Transition-Related Care: Understanding Gender-Affirming Practices and Therapies
Transition-related care, or gender-affirming care, refers to a range of practices and therapies that aim to affirm a transgender person’s gender identity. This umbrella term includes not only social behavior and communication practices, but also healthcare treatments such as hormone therapy and puberty blockers. As each individual’s experience is unique, transgender adults make independent decisions in consultation with mental health care professionals and medical practitioners regarding which combination of practices and treatments are suitable for them.
In a recent survey released on March 23, the Kaiser Family Foundation and The Washington Post reported that transitioning has made most transgender American adults more satisfied with their lives. Moreover, studies have demonstrated that transgender youth who take puberty blockers are significantly less likely to experience lifelong suicidal ideation than those who do not receive the care. Likewise, transgender individuals who receive transition-related hormone therapy experience reduced psychological trauma and increased life satisfaction.
It is worth noting that major medical associations support transition-related care.
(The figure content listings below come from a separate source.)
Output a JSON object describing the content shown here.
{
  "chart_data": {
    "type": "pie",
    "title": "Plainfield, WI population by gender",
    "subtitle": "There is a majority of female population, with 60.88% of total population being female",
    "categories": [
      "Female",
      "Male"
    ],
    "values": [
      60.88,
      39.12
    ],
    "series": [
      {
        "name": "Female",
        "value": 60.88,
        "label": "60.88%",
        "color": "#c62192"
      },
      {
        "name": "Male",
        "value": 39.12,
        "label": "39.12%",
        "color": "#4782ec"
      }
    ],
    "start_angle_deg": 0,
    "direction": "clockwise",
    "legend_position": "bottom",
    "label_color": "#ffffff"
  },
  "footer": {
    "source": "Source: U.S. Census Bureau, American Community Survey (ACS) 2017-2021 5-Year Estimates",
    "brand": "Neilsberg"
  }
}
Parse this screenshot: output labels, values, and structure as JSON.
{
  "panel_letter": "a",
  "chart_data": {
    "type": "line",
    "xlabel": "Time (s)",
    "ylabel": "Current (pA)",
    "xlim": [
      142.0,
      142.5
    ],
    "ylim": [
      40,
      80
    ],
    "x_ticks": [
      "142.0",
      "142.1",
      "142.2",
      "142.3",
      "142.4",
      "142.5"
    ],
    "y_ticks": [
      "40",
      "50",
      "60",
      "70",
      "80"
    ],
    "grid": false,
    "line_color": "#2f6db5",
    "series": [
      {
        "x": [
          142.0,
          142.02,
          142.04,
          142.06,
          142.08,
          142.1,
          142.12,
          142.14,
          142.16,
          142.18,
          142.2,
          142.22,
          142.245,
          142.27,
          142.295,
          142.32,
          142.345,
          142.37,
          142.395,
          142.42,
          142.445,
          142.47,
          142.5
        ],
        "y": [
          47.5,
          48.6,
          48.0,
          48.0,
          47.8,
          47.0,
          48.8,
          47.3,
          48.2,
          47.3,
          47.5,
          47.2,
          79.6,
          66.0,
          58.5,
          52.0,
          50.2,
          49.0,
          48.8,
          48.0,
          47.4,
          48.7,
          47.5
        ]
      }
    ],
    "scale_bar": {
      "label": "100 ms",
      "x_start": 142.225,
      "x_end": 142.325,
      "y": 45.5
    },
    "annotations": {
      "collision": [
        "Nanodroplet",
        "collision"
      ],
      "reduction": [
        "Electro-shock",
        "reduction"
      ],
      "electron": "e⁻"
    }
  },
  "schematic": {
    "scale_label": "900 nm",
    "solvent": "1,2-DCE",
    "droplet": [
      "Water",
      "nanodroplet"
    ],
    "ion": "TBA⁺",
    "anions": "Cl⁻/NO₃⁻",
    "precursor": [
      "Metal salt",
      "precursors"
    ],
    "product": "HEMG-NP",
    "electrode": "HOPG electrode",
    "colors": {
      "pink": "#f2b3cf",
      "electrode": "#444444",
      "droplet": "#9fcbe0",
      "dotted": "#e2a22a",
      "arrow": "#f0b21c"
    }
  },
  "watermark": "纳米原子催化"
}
These associations include the American Academy of Pediatrics, the American Medical Association, the Endocrine Society, the World Medical Association, and the World Professional Association for Transgender Health. “The bottom line is, gender-affirming care is something that is evidence-based. There are multiple medical organizations that have reviewed the literature,” said Texas Pediatric Society president Louis Appel. “These are complicated issues that really are best dealt with in the context of the physician-patient-family relationship.”
Providers overwhelmingly follow a care timeline set up by major national and global medical organizations. The Endocrine Society, for example, recommends waiting until a teenager can give informed consent (usually around age 16) to start hormone therapy. Additionally, major medical associations, such as the American Academy of Pediatrics, the World Professional Association for Transgender Health, and the Endocrine Society, have published guidelines on age-appropriate timelines for care.
According to an Endocrine Society statement, “Transgender teenagers should be afforded the same legal rights [as cisgender teenagers], together with their parents or guardians, [who] are currently deemed competent to give consent to various medical treatments.” In essence, major medical associations encourage care that is individualized and age-appropriate, while providing support to help transgender individuals achieve a better quality of life.